Attempts automatic error correction when syntax issues are detected. Sends error context back to the model serving endpoint, which suggests corrections. The validation and fix process repeats up to max_fix_attempts times (default: 1) until errors are resolved or the retry limit is reached.

split_code_into_cells

Transforms raw converted Python code into well-structured notebook cells. Analyzes code flow and dependencies, splitting content at logical boundaries like imports, function definitions, and major operations. Adds appropriate markdown cells for documentation and readability.

export_to_notebook

Creates Databricks-compatible .py notebooks in the specified output directory.

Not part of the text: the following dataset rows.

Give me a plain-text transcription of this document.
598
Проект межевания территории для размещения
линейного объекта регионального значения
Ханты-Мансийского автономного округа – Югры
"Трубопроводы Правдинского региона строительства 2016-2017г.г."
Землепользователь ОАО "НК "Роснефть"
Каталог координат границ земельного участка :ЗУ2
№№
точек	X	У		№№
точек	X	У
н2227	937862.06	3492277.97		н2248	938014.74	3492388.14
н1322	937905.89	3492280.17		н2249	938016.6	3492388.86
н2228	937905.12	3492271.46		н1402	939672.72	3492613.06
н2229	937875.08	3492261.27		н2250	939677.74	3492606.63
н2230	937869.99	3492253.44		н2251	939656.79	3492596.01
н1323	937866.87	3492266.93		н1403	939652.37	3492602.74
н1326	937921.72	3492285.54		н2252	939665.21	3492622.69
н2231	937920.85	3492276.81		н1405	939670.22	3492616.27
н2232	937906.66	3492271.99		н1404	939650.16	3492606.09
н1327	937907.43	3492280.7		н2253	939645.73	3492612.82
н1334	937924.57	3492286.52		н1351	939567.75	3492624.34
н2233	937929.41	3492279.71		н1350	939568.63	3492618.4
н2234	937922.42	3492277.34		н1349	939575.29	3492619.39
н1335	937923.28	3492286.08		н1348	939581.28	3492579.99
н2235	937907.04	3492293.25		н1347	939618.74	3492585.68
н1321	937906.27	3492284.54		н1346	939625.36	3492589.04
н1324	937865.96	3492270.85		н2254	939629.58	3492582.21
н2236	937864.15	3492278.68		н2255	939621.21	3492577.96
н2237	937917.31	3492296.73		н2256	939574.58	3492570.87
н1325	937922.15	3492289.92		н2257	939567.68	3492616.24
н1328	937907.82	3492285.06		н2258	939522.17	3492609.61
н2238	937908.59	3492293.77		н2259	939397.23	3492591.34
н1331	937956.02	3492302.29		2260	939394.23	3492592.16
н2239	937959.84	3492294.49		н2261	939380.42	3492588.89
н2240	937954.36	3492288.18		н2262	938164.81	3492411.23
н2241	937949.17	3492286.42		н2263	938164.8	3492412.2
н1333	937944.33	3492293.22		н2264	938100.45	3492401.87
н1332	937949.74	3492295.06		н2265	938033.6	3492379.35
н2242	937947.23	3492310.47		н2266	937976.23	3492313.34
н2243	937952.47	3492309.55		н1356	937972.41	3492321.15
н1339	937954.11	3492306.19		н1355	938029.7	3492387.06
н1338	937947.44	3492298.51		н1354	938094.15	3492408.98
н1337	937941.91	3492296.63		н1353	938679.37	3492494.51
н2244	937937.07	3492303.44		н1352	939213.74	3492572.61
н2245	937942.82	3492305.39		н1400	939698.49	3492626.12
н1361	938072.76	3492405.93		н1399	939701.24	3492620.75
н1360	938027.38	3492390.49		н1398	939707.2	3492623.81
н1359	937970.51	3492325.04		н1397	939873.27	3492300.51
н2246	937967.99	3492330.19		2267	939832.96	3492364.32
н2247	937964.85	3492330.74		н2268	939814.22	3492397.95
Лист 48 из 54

Each notebook includes proper metadata, source file references, and any syntax check results as comments. Handles large files (up to 10MB) and preserves the original directory structure.

convert_notebook_to_sql (Optional)

When sql_output_dir is specified, this optional step uses the model serving endpoint to convert Python notebooks into SQL notebook format with Databricks SQL syntax. Useful for teams preferring SQL-only workflows, though some Python logic may be lost in the conversion process.